Note that, using this formulation, AIMMS generates matrix columns for every possible pair of tanks, whereas in practice only a small selection can have an actual flow. If this selection of possible connections between tanks is represented by a relation TankConnections, the constraint TankLevelBalance could be written more efficiently as:

Set TankConnections {
    SubsetOf     : (AllTanks, AllTanks);
}
Variable Flow {
    IndexDomain  : (t,tnk,tnk2);
}
Constraint TankLevelBalance {
    IndexDomain  : (t,tnk) | t <> first(Periods);
    Definition   : {
        TankLevel(t-1,tnk)
            - Sum( tnk2 | (tnk,tnk2) in TankConnections, Flow(t,tnk,tnk2) )
            + Sum( tnk2 | (tnk2,tnk) in TankConnections, Flow(t,tnk2,tnk) )
            = TankLevel(t,tnk)
    }
}

Note the repetition of the condition in the above formulation. This is because the condition is actually a restriction on the Flow variable, and should therefor be a part of its declaration. This leads to a much more concise formulation, as presented below.

Variable Flow {
    IndexDomain  : (t,tnk,tnk2) | (tnk,tnk2) in TankConnections;
}
Constraint TankLevelBalance {
    IndexDomain  : (t,tnk) | t <> first(Periods);
    Definition   : {
        TankLevel(t-1,tnk)
            - Sum( tnk2, Flow(t,tnk,tnk2) )
            + Sum( tnk2, Flow(t,tnk2,tnk) )
            = TankLevel(t,tnk)
    }
}

Using binary parameters

A frequently observed alternative to using relations is the use of binary parameters. The above example could then be written as follows:

Parameter TankIsConnected {
    IndexDomain  : (tnk,tnk2);
    Range        : {0, 1};
}
Variable Flow {
    IndexDomain  : (t,tnk,tnk2) | TankIsConnected(tnk,tnk2);
}

The outflow term of TankLevelBalance will then be generated as if it were written:

Sum( tnk2, Flow(t,tnk,tnk2) $ TankIsConnected(tnk,tnk2) )

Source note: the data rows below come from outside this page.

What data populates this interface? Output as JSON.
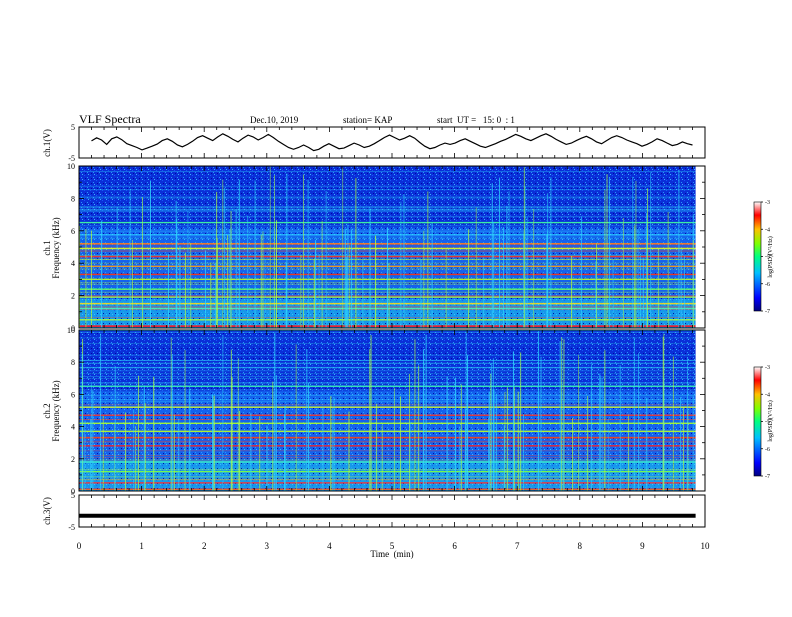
{
  "header": {
    "title": "VLF Spectra",
    "date": "Dec.10, 2019",
    "station": "station= KAP",
    "start": "start  UT =   15: 0  : 1"
  },
  "chart_data": [
    {
      "type": "line",
      "name": "ch1-waveform",
      "ylabel": "ch.1(V)",
      "yticks": [
        "5",
        "-5"
      ],
      "ylim": [
        -5,
        5
      ],
      "xlim": [
        0,
        10
      ],
      "note_values_estimated": true,
      "values": [
        0.5,
        1.5,
        0.8,
        -0.6,
        1.2,
        1.8,
        0.9,
        -0.4,
        -1.0,
        -1.6,
        -2.4,
        -1.8,
        -1.2,
        -0.5,
        0.6,
        1.2,
        0.4,
        -0.8,
        -1.4,
        -0.6,
        0.4,
        1.6,
        2.2,
        1.4,
        0.6,
        1.8,
        2.8,
        2.0,
        1.0,
        0.2,
        1.4,
        2.4,
        1.8,
        0.8,
        1.6,
        2.6,
        1.6,
        0.4,
        -0.6,
        -1.6,
        -2.2,
        -1.6,
        -0.8,
        -1.6,
        -2.6,
        -2.2,
        -1.2,
        -0.4,
        -1.2,
        -2.0,
        -1.8,
        -1.0,
        -0.2,
        -0.8,
        -1.6,
        -1.2,
        -0.4,
        0.6,
        1.6,
        2.4,
        1.6,
        0.8,
        1.4,
        2.2,
        1.4,
        0.0,
        -1.2,
        -2.0,
        -1.6,
        -0.8,
        -0.2,
        -0.6,
        -0.2,
        0.6,
        1.2,
        0.4,
        -0.4,
        -1.2,
        -1.6,
        -1.0,
        -0.4,
        0.4,
        1.0,
        1.8,
        2.6,
        2.0,
        1.2,
        0.6,
        1.4,
        2.2,
        2.8,
        2.0,
        1.0,
        0.2,
        -0.6,
        -0.2,
        0.6,
        1.4,
        2.0,
        1.2,
        0.2,
        -0.4,
        0.6,
        1.6,
        2.2,
        1.6,
        0.8,
        0.2,
        -0.4,
        -1.2,
        -0.6,
        0.2,
        1.2,
        0.6,
        -0.2,
        -1.0,
        -0.6,
        0.2,
        -0.4,
        -0.8
      ]
    },
    {
      "type": "heatmap",
      "name": "ch1-spectrogram",
      "ylabel": "ch.1",
      "ylabel2": "Frequency  (kHz)",
      "yticks": [
        "0",
        "2",
        "4",
        "6",
        "8",
        "10"
      ],
      "ylim": [
        0,
        10
      ],
      "xlim": [
        0,
        10
      ],
      "colorbar": {
        "label": "log(PSD)(V²/Hz)",
        "ticks": [
          "-3",
          "-4",
          "-5",
          "-6",
          "-7"
        ],
        "range": [
          -7,
          -3
        ]
      },
      "bands_khz": [
        {
          "f": 0.1,
          "color": "#ff1020"
        },
        {
          "f": 0.5,
          "color": "#b0ff30"
        },
        {
          "f": 1.2,
          "color": "#40ffc0"
        },
        {
          "f": 1.5,
          "color": "#ffd020"
        },
        {
          "f": 1.9,
          "color": "#a0ff40"
        },
        {
          "f": 2.4,
          "color": "#40ff80"
        },
        {
          "f": 3.0,
          "color": "#c0ff20"
        },
        {
          "f": 3.3,
          "color": "#ff3010"
        },
        {
          "f": 3.8,
          "color": "#ffa010"
        },
        {
          "f": 4.4,
          "color": "#ff2020"
        },
        {
          "f": 4.9,
          "color": "#e0ff20"
        },
        {
          "f": 5.2,
          "color": "#ff8020"
        },
        {
          "f": 6.5,
          "color": "#40ffa0"
        }
      ]
    },
    {
      "type": "heatmap",
      "name": "ch2-spectrogram",
      "ylabel": "ch.2",
      "ylabel2": "Frequency  (kHz)",
      "yticks": [
        "0",
        "2",
        "4",
        "6",
        "8",
        "10"
      ],
      "ylim": [
        0,
        10
      ],
      "xlim": [
        0,
        10
      ],
      "colorbar": {
        "label": "log(PSD)(V²/Hz)",
        "ticks": [
          "-3",
          "-4",
          "-5",
          "-6",
          "-7"
        ],
        "range": [
          -7,
          -3
        ]
      },
      "bands_khz": [
        {
          "f": 0.1,
          "color": "#ff1020"
        },
        {
          "f": 0.5,
          "color": "#ff3030"
        },
        {
          "f": 1.2,
          "color": "#80ff40"
        },
        {
          "f": 1.8,
          "color": "#40ffc0"
        },
        {
          "f": 2.8,
          "color": "#ff2020"
        },
        {
          "f": 3.3,
          "color": "#ff4010"
        },
        {
          "f": 3.7,
          "color": "#c0ff20"
        },
        {
          "f": 4.2,
          "color": "#a0ff30"
        },
        {
          "f": 4.7,
          "color": "#ff3020"
        },
        {
          "f": 5.2,
          "color": "#e0ff20"
        },
        {
          "f": 6.5,
          "color": "#40ffa0"
        }
      ]
    },
    {
      "type": "line",
      "name": "ch3-waveform",
      "ylabel": "ch.3(V)",
      "yticks": [
        "5",
        "-5"
      ],
      "ylim": [
        -5,
        5
      ],
      "xlim": [
        0,
        10
      ],
      "values_constant": -1.5
    }
  ],
  "xaxis": {
    "label": "Time  (min)",
    "ticks": [
      "0",
      "1",
      "2",
      "3",
      "4",
      "5",
      "6",
      "7",
      "8",
      "9",
      "10"
    ]
  }
}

The notation using binary parameters is equivalent to that with relations. Which option you use is only a matter of taste and style.

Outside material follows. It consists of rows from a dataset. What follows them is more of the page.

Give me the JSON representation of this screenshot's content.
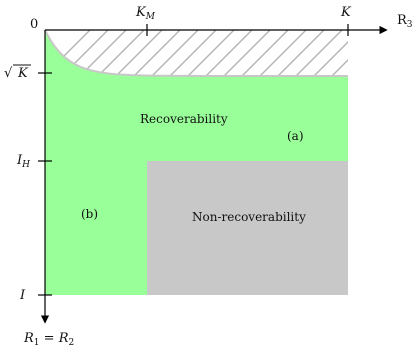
{
  "colors": {
    "recoverable": "#99FF99",
    "non_recoverable": "#C8C8C8",
    "hatch": "#B4B4B4",
    "boundary": "#C8C8C8",
    "axis": "#000000"
  },
  "axes": {
    "origin_label": "0",
    "x_axis": {
      "base": "R",
      "sub": "3"
    },
    "y_axis": {
      "base": "R",
      "sub1": "1",
      "mid": " = ",
      "base2": "R",
      "sub2": "2"
    }
  },
  "x_ticks": [
    {
      "base": "K",
      "sub": "M"
    },
    {
      "base": "K",
      "sub": ""
    }
  ],
  "y_ticks": [
    {
      "base": "K",
      "sqrt": true,
      "sub": ""
    },
    {
      "base": "I",
      "sub": "H"
    },
    {
      "base": "I",
      "sub": ""
    }
  ],
  "regions": {
    "recoverability": "Recoverability",
    "non_recoverability": "Non-recoverability",
    "label_a": "(a)",
    "label_b": "(b)"
  }
}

Why use index domain conditions?

We would encourage you to employ index domain conditions, as using them has the following advantages:

  1. Index domain conditions speed up the execution because:

    • They exclude irrelevant elements in assignments to parameters with an index domain condition,

    • Having index domain conditions on variables effectively makes the referencing of such variables sparse, as only relevant columns are generated, and

    • Index domain conditions on a constraint avoid the generation of irrelevant rows of that constraint.

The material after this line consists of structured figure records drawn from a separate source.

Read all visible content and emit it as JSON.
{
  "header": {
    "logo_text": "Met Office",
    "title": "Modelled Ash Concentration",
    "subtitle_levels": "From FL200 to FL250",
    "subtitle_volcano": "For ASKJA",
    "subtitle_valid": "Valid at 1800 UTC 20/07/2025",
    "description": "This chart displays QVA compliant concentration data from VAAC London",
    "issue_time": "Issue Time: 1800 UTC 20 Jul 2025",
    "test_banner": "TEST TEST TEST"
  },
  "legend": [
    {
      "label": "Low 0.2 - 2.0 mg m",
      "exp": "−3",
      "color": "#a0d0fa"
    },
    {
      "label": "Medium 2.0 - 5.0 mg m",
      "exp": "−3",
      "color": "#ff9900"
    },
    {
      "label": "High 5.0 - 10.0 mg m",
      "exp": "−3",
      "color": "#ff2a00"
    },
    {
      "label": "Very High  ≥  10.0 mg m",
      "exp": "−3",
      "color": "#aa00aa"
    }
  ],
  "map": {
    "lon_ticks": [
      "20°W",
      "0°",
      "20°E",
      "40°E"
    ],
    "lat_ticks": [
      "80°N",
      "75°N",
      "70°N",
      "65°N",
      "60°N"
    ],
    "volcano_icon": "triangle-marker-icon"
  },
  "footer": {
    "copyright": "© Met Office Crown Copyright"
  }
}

  2. Index domain conditions permits concise formulations. As illustrated above, you do not need to include the domain condition of the Flow variables while constructing the TankLevelBalance constraint. Moreover, you do not need to worry that you mightforget such a condition at a particular place in the model.

  3. Whenever you determine a more restrictive condition on an identifier A, you only need to change your model at one place, namely in the index domain condition of that identifier A. You don’t need to go through the entire model changing every reference to the identifier A.

Tight conditions

To make index domain conditions as effective as possible, they should remove all, or almost all, irrelevant combinations. Constructing such “tight” index domain conditions, can be far from straightforward. However, the time spent on constructing tight index domain conditions often pays off with a significant reduction in the total execution time of your model.